Or, qu'est-ce que j'aime lorsque je vous aime? Ce n'est ni tout ce que les lieux enferment de beau, ni tout ce que les temps nous présentent d'agréable. Ce n'est ni cet éclat de la lumière qui procure tant de plaisir à nos yeux, ni la douce harmonie de la musique, ni l'odeur des fleurs et des parfums, ni la manne, ni le miel, ni tout ce qui peut plaire dans les voluptés de la chair.

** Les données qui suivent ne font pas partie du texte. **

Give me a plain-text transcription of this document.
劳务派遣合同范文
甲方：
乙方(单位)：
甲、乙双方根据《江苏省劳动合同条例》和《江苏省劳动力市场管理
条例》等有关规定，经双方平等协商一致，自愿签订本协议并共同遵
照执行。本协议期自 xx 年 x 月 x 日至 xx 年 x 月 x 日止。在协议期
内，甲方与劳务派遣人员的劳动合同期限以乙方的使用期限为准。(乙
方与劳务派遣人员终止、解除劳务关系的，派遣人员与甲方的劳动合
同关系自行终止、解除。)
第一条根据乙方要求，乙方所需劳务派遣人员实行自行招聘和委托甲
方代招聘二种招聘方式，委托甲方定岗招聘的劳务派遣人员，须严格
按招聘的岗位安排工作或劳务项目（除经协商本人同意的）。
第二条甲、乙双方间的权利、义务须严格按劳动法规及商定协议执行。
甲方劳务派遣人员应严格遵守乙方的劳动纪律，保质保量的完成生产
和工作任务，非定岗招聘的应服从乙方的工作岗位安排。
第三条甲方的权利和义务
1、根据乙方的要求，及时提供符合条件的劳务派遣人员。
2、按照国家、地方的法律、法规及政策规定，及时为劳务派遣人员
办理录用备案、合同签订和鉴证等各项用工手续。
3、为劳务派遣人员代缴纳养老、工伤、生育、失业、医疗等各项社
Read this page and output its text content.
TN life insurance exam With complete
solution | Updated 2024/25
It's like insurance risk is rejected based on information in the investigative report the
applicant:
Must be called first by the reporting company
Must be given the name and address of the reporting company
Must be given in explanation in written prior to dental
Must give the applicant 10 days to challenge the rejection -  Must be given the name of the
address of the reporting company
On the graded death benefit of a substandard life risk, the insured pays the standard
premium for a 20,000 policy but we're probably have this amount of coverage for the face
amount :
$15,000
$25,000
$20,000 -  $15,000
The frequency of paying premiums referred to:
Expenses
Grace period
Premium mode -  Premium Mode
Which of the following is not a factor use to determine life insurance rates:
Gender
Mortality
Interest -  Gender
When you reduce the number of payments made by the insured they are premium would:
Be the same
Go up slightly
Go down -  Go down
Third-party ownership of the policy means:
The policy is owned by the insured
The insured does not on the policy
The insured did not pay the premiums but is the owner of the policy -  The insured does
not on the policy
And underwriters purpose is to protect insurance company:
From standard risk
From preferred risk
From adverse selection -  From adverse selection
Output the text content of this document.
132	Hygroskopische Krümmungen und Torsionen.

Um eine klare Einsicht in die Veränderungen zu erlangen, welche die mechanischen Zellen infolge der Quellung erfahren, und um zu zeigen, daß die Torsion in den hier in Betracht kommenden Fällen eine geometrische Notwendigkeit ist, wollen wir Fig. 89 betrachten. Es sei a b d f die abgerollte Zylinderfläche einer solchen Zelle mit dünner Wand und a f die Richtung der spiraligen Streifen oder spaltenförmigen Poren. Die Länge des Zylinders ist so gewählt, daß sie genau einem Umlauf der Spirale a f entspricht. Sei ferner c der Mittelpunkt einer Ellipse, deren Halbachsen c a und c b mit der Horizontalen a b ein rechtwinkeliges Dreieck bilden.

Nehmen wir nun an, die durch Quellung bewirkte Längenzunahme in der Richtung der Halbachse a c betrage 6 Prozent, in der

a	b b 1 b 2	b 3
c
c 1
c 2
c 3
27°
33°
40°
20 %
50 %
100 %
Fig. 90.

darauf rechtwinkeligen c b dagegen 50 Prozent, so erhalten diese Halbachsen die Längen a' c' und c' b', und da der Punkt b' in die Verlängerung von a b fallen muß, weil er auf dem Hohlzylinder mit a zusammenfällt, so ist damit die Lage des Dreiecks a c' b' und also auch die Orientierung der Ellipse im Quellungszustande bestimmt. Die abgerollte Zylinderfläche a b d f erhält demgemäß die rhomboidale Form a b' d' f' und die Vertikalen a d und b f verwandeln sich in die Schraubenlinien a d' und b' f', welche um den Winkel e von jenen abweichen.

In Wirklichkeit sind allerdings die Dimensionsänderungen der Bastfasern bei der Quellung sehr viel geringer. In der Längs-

Ce n'est rien de tout cela que j'aime, quand j'aime mon Dieu, et j'aime néanmoins une lumière, une harmonie, une odeur, un mets délicieux, et une volupté, quand j'aime mon Dieu. Mais cette lumière, cette harmonie, cette odeur, ce mets, et cette volupté ne se trouvent que dans le fond de mon cœur, dans cette partie de moimême qui est tout intérieure et tout invisible, où mon âme voit briller au-dessus d'elle une lumière que l'espace ne renferme point, où elle entend une harmonie que le temps ne mesure point, où elle sent une odeur que le vent ne dissipe point, où elle goûte un mets qui, en nourrissant, ne diminue point; et enfin où elle s'unit à un objet infiniment aimable dont la jouissance n'apporte point de satiété.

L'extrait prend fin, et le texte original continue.